Profumi, vestiti e… manette: il bottino finisce in caserma

Nel pomeriggio del 27 marzo 2026, i Carabinieri della Stazione di Villesse, con il supporto dei militari delle Stazioni di San Martino del Carso e San Pier d’Isonzo, hanno tratto in arresto due cittadini stranieri, ritenuti responsabili di furto aggravato in concorso all’interno di un centro commerciale del territorio.

Intervento immediato dopo la segnalazione

L’attività, spiegano i militari dell’Arma, è scaturita da una segnalazione giunta alla Centrale Operativa della Compagnia Carabinieri di Gradisca d’Isonzo da parte di un dipendente di un punto vendita. L’operatore ha immediatamente attivato il dispositivo di controllo del territorio, consentendo alle pattuglie già impegnate in un servizio straordinario di intervenire con rapidità.

I Carabinieri hanno così individuato e bloccato i soggetti segnalati, avviando subito gli accertamenti per ricostruire quanto accaduto.

Refurtiva nascosta con dispositivi antitaccheggio rimossi

Nel corso dei controlli, i militari operanti hanno accertato che gli indagati erano in possesso dell’intera refurtiva, sottratta poco prima da diversi esercizi commerciali.

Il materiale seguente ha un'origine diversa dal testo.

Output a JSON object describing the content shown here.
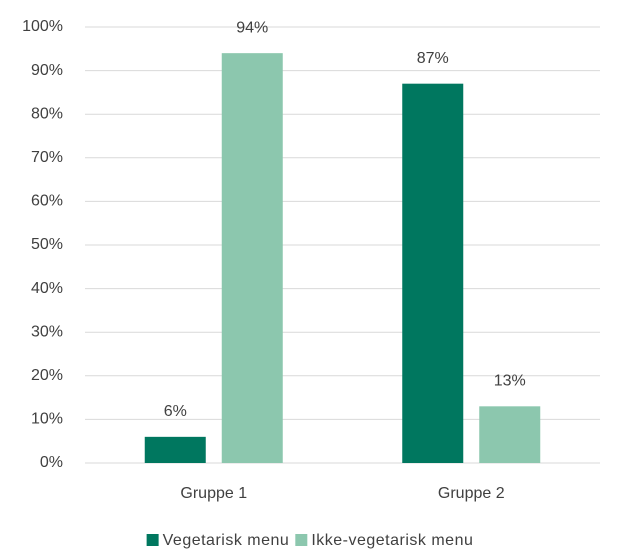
{
  "chart_data": {
    "type": "bar",
    "categories": [
      "Gruppe 1",
      "Gruppe 2"
    ],
    "series": [
      {
        "name": "Vegetarisk menu",
        "color": "#00775f",
        "values": [
          6,
          87
        ],
        "value_labels": [
          "6%",
          "87%"
        ]
      },
      {
        "name": "Ikke-vegetarisk menu",
        "color": "#8cc7ae",
        "values": [
          94,
          13
        ],
        "value_labels": [
          "94%",
          "13%"
        ]
      }
    ],
    "ylim": [
      0,
      100
    ],
    "yticks": [
      {
        "value": 0,
        "label": "0%"
      },
      {
        "value": 10,
        "label": "10%"
      },
      {
        "value": 20,
        "label": "20%"
      },
      {
        "value": 30,
        "label": "30%"
      },
      {
        "value": 40,
        "label": "40%"
      },
      {
        "value": 50,
        "label": "50%"
      },
      {
        "value": 60,
        "label": "60%"
      },
      {
        "value": 70,
        "label": "70%"
      },
      {
        "value": 80,
        "label": "80%"
      },
      {
        "value": 90,
        "label": "90%"
      },
      {
        "value": 100,
        "label": "100%"
      }
    ],
    "grid": true,
    "legend": "bottom"
  }
}
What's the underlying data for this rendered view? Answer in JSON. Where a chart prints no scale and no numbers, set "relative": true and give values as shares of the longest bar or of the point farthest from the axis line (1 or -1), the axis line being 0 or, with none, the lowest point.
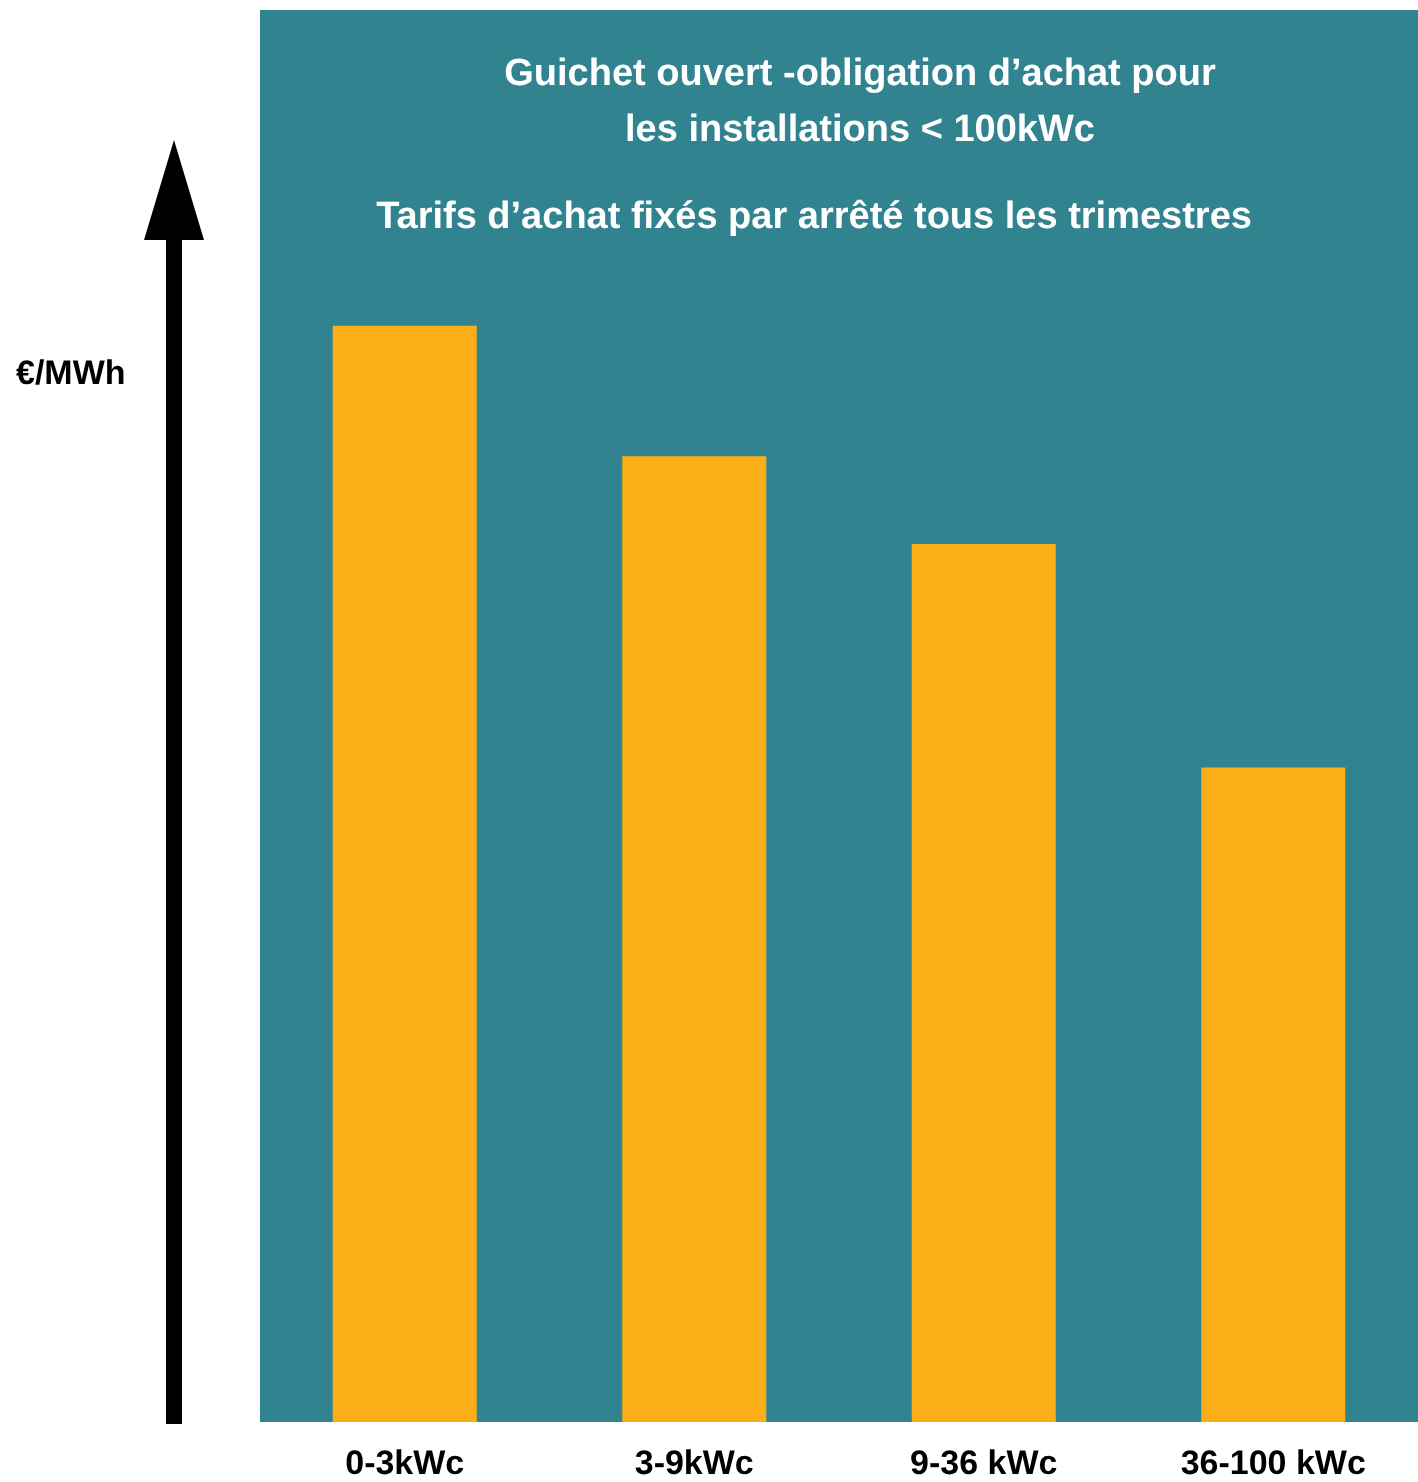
{
  "chart_data": {
    "type": "bar",
    "title": "Guichet ouvert -obligation d’achat pour\nles installations < 100kWc",
    "subtitle": "Tarifs d’achat fixés par arrêté tous les trimestres",
    "ylabel": "€/MWh",
    "categories": [
      "0-3kWc",
      "3-9kWc",
      "9-36 kWc",
      "36-100 kWc"
    ],
    "values": [
      1,
      0.881,
      0.801,
      0.597
    ],
    "color": "#fbae17",
    "relative": true
  }
}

Per eludere i sistemi di sicurezza, erano stati utilizzati dispositivi per la rimozione delle placche antitaccheggio.

Tra gli articoli recuperati figurano prodotti di profumeria, capi di abbigliamento e articoli sportivi, per un valore complessivo stimato in circa 600 euro.

Merce restituita e arresti convalidati

L’intera refurtiva è stata recuperata e restituita agli aventi diritto, che hanno espresso apprezzamento per la tempestività dell’intervento.

Su disposizione del Pubblico Ministero della Procura della Repubblica competente, nella giornata successiva i due arrestati sono stati sottoposti a giudizio con rito direttissimo davanti al Tribunale di Gorizia, che ha provveduto alla convalida dell’arresto.

Controlli rafforzati nelle aree commerciali

L’operazione, sottolineano i Carabinieri, si inserisce nell’ambito delle attività di prevenzione e contrasto ai reati contro il patrimonio, con particolare attenzione alle aree commerciali caratterizzate da elevata affluenza di pubblico.

Si precisa che, per i fatti indicati, le persone indagate hanno diritto a non essere considerate colpevoli sino all’eventuale accertamento definitivo della responsabilità con sentenza o decreto di condanna irrevocabili.